Öte yandan yabancı kitapların dilimize çevrilmesinde hep şu iki şeyi gözlemliyorum: Çevirenin İngilizce ve Türkçe’ye hakimiyetindeki problemler ile kitabın konusu olan teknik alana uzaklığı. Özellikle ikincisi söz konusu olunca “chicken translation” durumu kaçınılmaz oluyor. Örneğin aynı kitapta “public” kelimesi, sözlük karşılığı olan “halka açık” olarak, “interface” kelimesi “arabirim” olarak, “method” kelimesi de “yöntem” olarak çevrilmiş. Allah aşkına, ülkemizde hangi yazılımcı bu terimleri böyle kullanıyor? Bu örnekler de zaten “kullanım vakası” çevirisinin, bir sözlük çevirisi olduğunu gösteriyor.

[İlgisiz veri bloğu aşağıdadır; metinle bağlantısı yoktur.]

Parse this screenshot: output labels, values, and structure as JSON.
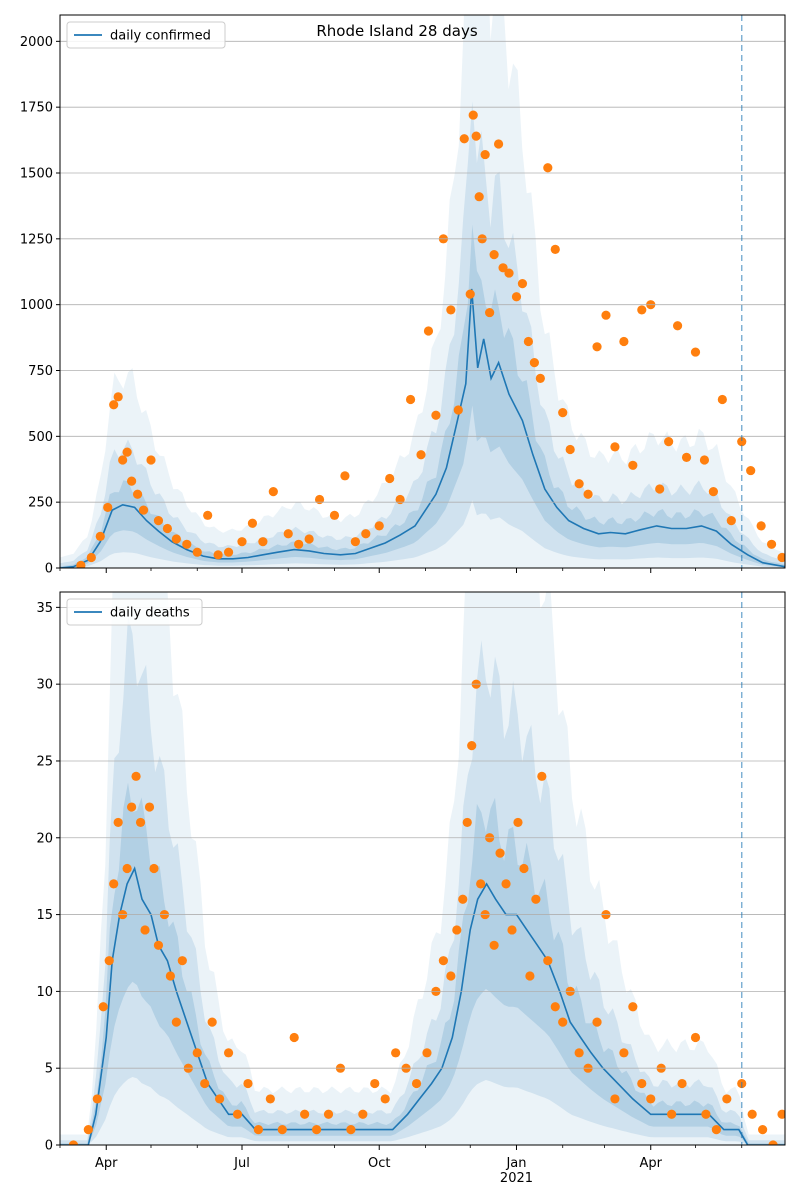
{
  "title": "Rhode Island 28 days",
  "x_axis": {
    "start": "2020-03-01",
    "end": "2021-06-30",
    "ticks": [
      {
        "date": "2020-04-01",
        "label": "Apr"
      },
      {
        "date": "2020-07-01",
        "label": "Jul"
      },
      {
        "date": "2020-10-01",
        "label": "Oct"
      },
      {
        "date": "2021-01-01",
        "label": "Jan"
      },
      {
        "date": "2021-04-01",
        "label": "Apr"
      }
    ],
    "minor_ticks": [
      "2020-03-01",
      "2020-05-01",
      "2020-06-01",
      "2020-08-01",
      "2020-09-01",
      "2020-11-01",
      "2020-12-01",
      "2021-02-01",
      "2021-03-01",
      "2021-05-01",
      "2021-06-01"
    ],
    "year_label": "2021",
    "forecast_marker_date": "2021-06-01"
  },
  "colors": {
    "line": "#1f77b4",
    "points": "#ff7f0e",
    "band": "#1f77b4",
    "grid": "#b0b0b0",
    "forecast": "#1f77b4"
  },
  "chart_data": [
    {
      "type": "line",
      "legend": "daily confirmed",
      "legend_position": "top-left",
      "grid": "horizontal",
      "ylim": [
        0,
        2100
      ],
      "yticks": [
        "0",
        "250",
        "500",
        "750",
        "1000",
        "1250",
        "1500",
        "1750",
        "2000"
      ],
      "series": [
        {
          "name": "daily confirmed",
          "kind": "line",
          "x": [
            "2020-03-01",
            "2020-03-10",
            "2020-03-20",
            "2020-03-28",
            "2020-04-05",
            "2020-04-12",
            "2020-04-20",
            "2020-04-28",
            "2020-05-06",
            "2020-05-15",
            "2020-05-25",
            "2020-06-05",
            "2020-06-15",
            "2020-06-25",
            "2020-07-05",
            "2020-07-15",
            "2020-07-25",
            "2020-08-05",
            "2020-08-15",
            "2020-08-25",
            "2020-09-05",
            "2020-09-15",
            "2020-09-25",
            "2020-10-05",
            "2020-10-15",
            "2020-10-25",
            "2020-11-01",
            "2020-11-08",
            "2020-11-15",
            "2020-11-22",
            "2020-11-28",
            "2020-12-02",
            "2020-12-06",
            "2020-12-10",
            "2020-12-15",
            "2020-12-20",
            "2020-12-27",
            "2021-01-05",
            "2021-01-12",
            "2021-01-20",
            "2021-01-28",
            "2021-02-05",
            "2021-02-15",
            "2021-02-25",
            "2021-03-05",
            "2021-03-15",
            "2021-03-25",
            "2021-04-05",
            "2021-04-15",
            "2021-04-25",
            "2021-05-05",
            "2021-05-15",
            "2021-05-25",
            "2021-06-05",
            "2021-06-15",
            "2021-06-30"
          ],
          "y": [
            0,
            5,
            30,
            100,
            220,
            240,
            230,
            180,
            140,
            100,
            70,
            45,
            35,
            35,
            40,
            50,
            60,
            70,
            65,
            55,
            50,
            55,
            75,
            95,
            125,
            160,
            220,
            280,
            380,
            550,
            700,
            1060,
            760,
            870,
            720,
            780,
            660,
            560,
            430,
            300,
            230,
            180,
            150,
            130,
            135,
            130,
            145,
            160,
            150,
            150,
            160,
            140,
            90,
            50,
            20,
            5
          ]
        },
        {
          "name": "observed",
          "kind": "scatter",
          "x": [
            "2020-03-15",
            "2020-03-22",
            "2020-03-28",
            "2020-04-02",
            "2020-04-06",
            "2020-04-09",
            "2020-04-12",
            "2020-04-15",
            "2020-04-18",
            "2020-04-22",
            "2020-04-26",
            "2020-05-01",
            "2020-05-06",
            "2020-05-12",
            "2020-05-18",
            "2020-05-25",
            "2020-06-01",
            "2020-06-08",
            "2020-06-15",
            "2020-06-22",
            "2020-07-01",
            "2020-07-08",
            "2020-07-15",
            "2020-07-22",
            "2020-08-01",
            "2020-08-08",
            "2020-08-15",
            "2020-08-22",
            "2020-09-01",
            "2020-09-08",
            "2020-09-15",
            "2020-09-22",
            "2020-10-01",
            "2020-10-08",
            "2020-10-15",
            "2020-10-22",
            "2020-10-29",
            "2020-11-03",
            "2020-11-08",
            "2020-11-13",
            "2020-11-18",
            "2020-11-23",
            "2020-11-27",
            "2020-12-01",
            "2020-12-03",
            "2020-12-05",
            "2020-12-07",
            "2020-12-09",
            "2020-12-11",
            "2020-12-14",
            "2020-12-17",
            "2020-12-20",
            "2020-12-23",
            "2020-12-27",
            "2021-01-01",
            "2021-01-05",
            "2021-01-09",
            "2021-01-13",
            "2021-01-17",
            "2021-01-22",
            "2021-01-27",
            "2021-02-01",
            "2021-02-06",
            "2021-02-12",
            "2021-02-18",
            "2021-02-24",
            "2021-03-02",
            "2021-03-08",
            "2021-03-14",
            "2021-03-20",
            "2021-03-26",
            "2021-04-01",
            "2021-04-07",
            "2021-04-13",
            "2021-04-19",
            "2021-04-25",
            "2021-05-01",
            "2021-05-07",
            "2021-05-13",
            "2021-05-19",
            "2021-05-25",
            "2021-06-01",
            "2021-06-07",
            "2021-06-14",
            "2021-06-21",
            "2021-06-28"
          ],
          "y": [
            10,
            40,
            120,
            230,
            620,
            650,
            410,
            440,
            330,
            280,
            220,
            410,
            180,
            150,
            110,
            90,
            60,
            200,
            50,
            60,
            100,
            170,
            100,
            290,
            130,
            90,
            110,
            260,
            200,
            350,
            100,
            130,
            160,
            340,
            260,
            640,
            430,
            900,
            580,
            1250,
            980,
            600,
            1630,
            1040,
            1720,
            1640,
            1410,
            1250,
            1570,
            970,
            1190,
            1610,
            1140,
            1120,
            1030,
            1080,
            860,
            780,
            720,
            1520,
            1210,
            590,
            450,
            320,
            280,
            840,
            960,
            460,
            860,
            390,
            980,
            1000,
            300,
            480,
            920,
            420,
            820,
            410,
            290,
            640,
            180,
            480,
            370,
            160,
            90,
            40
          ]
        }
      ]
    },
    {
      "type": "line",
      "legend": "daily deaths",
      "legend_position": "top-left",
      "grid": "horizontal",
      "ylim": [
        0,
        36
      ],
      "yticks": [
        "0",
        "5",
        "10",
        "15",
        "20",
        "25",
        "30",
        "35"
      ],
      "series": [
        {
          "name": "daily deaths",
          "kind": "line",
          "x": [
            "2020-03-01",
            "2020-03-20",
            "2020-03-25",
            "2020-04-01",
            "2020-04-05",
            "2020-04-10",
            "2020-04-15",
            "2020-04-20",
            "2020-04-25",
            "2020-05-01",
            "2020-05-06",
            "2020-05-12",
            "2020-05-18",
            "2020-05-25",
            "2020-06-01",
            "2020-06-08",
            "2020-06-15",
            "2020-06-22",
            "2020-07-01",
            "2020-07-10",
            "2020-07-20",
            "2020-08-01",
            "2020-08-15",
            "2020-09-01",
            "2020-09-15",
            "2020-10-01",
            "2020-10-10",
            "2020-10-20",
            "2020-10-28",
            "2020-11-05",
            "2020-11-12",
            "2020-11-19",
            "2020-11-25",
            "2020-12-01",
            "2020-12-06",
            "2020-12-12",
            "2020-12-18",
            "2020-12-25",
            "2021-01-01",
            "2021-01-08",
            "2021-01-15",
            "2021-01-22",
            "2021-01-30",
            "2021-02-06",
            "2021-02-13",
            "2021-02-20",
            "2021-02-28",
            "2021-03-10",
            "2021-03-20",
            "2021-04-01",
            "2021-04-10",
            "2021-04-20",
            "2021-05-01",
            "2021-05-10",
            "2021-05-20",
            "2021-05-30",
            "2021-06-05",
            "2021-06-15",
            "2021-06-30"
          ],
          "y": [
            0,
            0,
            2,
            7,
            12,
            15,
            17,
            18,
            16,
            15,
            13,
            12,
            10,
            8,
            6,
            4,
            3,
            2,
            2,
            1,
            1,
            1,
            1,
            1,
            1,
            1,
            1,
            2,
            3,
            4,
            5,
            7,
            10,
            14,
            16,
            17,
            16,
            15,
            15,
            14,
            13,
            12,
            10,
            8,
            7,
            6,
            5,
            4,
            3,
            2,
            2,
            2,
            2,
            2,
            1,
            1,
            0,
            0,
            0
          ]
        },
        {
          "name": "observed",
          "kind": "scatter",
          "x": [
            "2020-03-10",
            "2020-03-20",
            "2020-03-26",
            "2020-03-30",
            "2020-04-03",
            "2020-04-06",
            "2020-04-09",
            "2020-04-12",
            "2020-04-15",
            "2020-04-18",
            "2020-04-21",
            "2020-04-24",
            "2020-04-27",
            "2020-04-30",
            "2020-05-03",
            "2020-05-06",
            "2020-05-10",
            "2020-05-14",
            "2020-05-18",
            "2020-05-22",
            "2020-05-26",
            "2020-06-01",
            "2020-06-06",
            "2020-06-11",
            "2020-06-16",
            "2020-06-22",
            "2020-06-28",
            "2020-07-05",
            "2020-07-12",
            "2020-07-20",
            "2020-07-28",
            "2020-08-05",
            "2020-08-12",
            "2020-08-20",
            "2020-08-28",
            "2020-09-05",
            "2020-09-12",
            "2020-09-20",
            "2020-09-28",
            "2020-10-05",
            "2020-10-12",
            "2020-10-19",
            "2020-10-26",
            "2020-11-02",
            "2020-11-08",
            "2020-11-13",
            "2020-11-18",
            "2020-11-22",
            "2020-11-26",
            "2020-11-29",
            "2020-12-02",
            "2020-12-05",
            "2020-12-08",
            "2020-12-11",
            "2020-12-14",
            "2020-12-17",
            "2020-12-21",
            "2020-12-25",
            "2020-12-29",
            "2021-01-02",
            "2021-01-06",
            "2021-01-10",
            "2021-01-14",
            "2021-01-18",
            "2021-01-22",
            "2021-01-27",
            "2021-02-01",
            "2021-02-06",
            "2021-02-12",
            "2021-02-18",
            "2021-02-24",
            "2021-03-02",
            "2021-03-08",
            "2021-03-14",
            "2021-03-20",
            "2021-03-26",
            "2021-04-01",
            "2021-04-08",
            "2021-04-15",
            "2021-04-22",
            "2021-05-01",
            "2021-05-08",
            "2021-05-15",
            "2021-05-22",
            "2021-06-01",
            "2021-06-08",
            "2021-06-15",
            "2021-06-22",
            "2021-06-28"
          ],
          "y": [
            0,
            1,
            3,
            9,
            12,
            17,
            21,
            15,
            18,
            22,
            24,
            21,
            14,
            22,
            18,
            13,
            15,
            11,
            8,
            12,
            5,
            6,
            4,
            8,
            3,
            6,
            2,
            4,
            1,
            3,
            1,
            7,
            2,
            1,
            2,
            5,
            1,
            2,
            4,
            3,
            6,
            5,
            4,
            6,
            10,
            12,
            11,
            14,
            16,
            21,
            26,
            30,
            17,
            15,
            20,
            13,
            19,
            17,
            14,
            21,
            18,
            11,
            16,
            24,
            12,
            9,
            8,
            10,
            6,
            5,
            8,
            15,
            3,
            6,
            9,
            4,
            3,
            5,
            2,
            4,
            7,
            2,
            1,
            3,
            4,
            2,
            1,
            0,
            2
          ]
        }
      ]
    }
  ]
}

“Kullanım durumu”na gelirsek, böyle bir çeviri için elimizde, içinde “state” geçen bir terim olmalı. Belli ki “case” terimi de bu çeviriyi yapanlarca tamamen sözlük karşılığıyla ele alınmış. “Use case” teriminde yine bir anlık bir durumdan bahsetmiyoruz, bir süreçten bahsediyoruz. Sistemin bir andaki durumunu ifade etsek, “kullanım durumu” derdik ama use casede olan biten sistemin tüm hayatını ele almak.
Dilimiz, zihnimizin aynasıymış. Dili nasıl kullanıyorsanız, öyle düşünüyorsunuz demektir. Terimleri doğru anlayıp, doğru çevirelim ve kullanalım.
Toplam görüntülenme sayısı: 3343
Selman
01 Mart 2011 @ 07:18
Ve mümkünse bütün bu kelimelere denk gelen, hatta çoğu kere “cuk oturan” bir kelimemiz duruyorken sırf mevzuya hakimlik havası vermek için yabancı kökenli olanı kullanmayalım artık.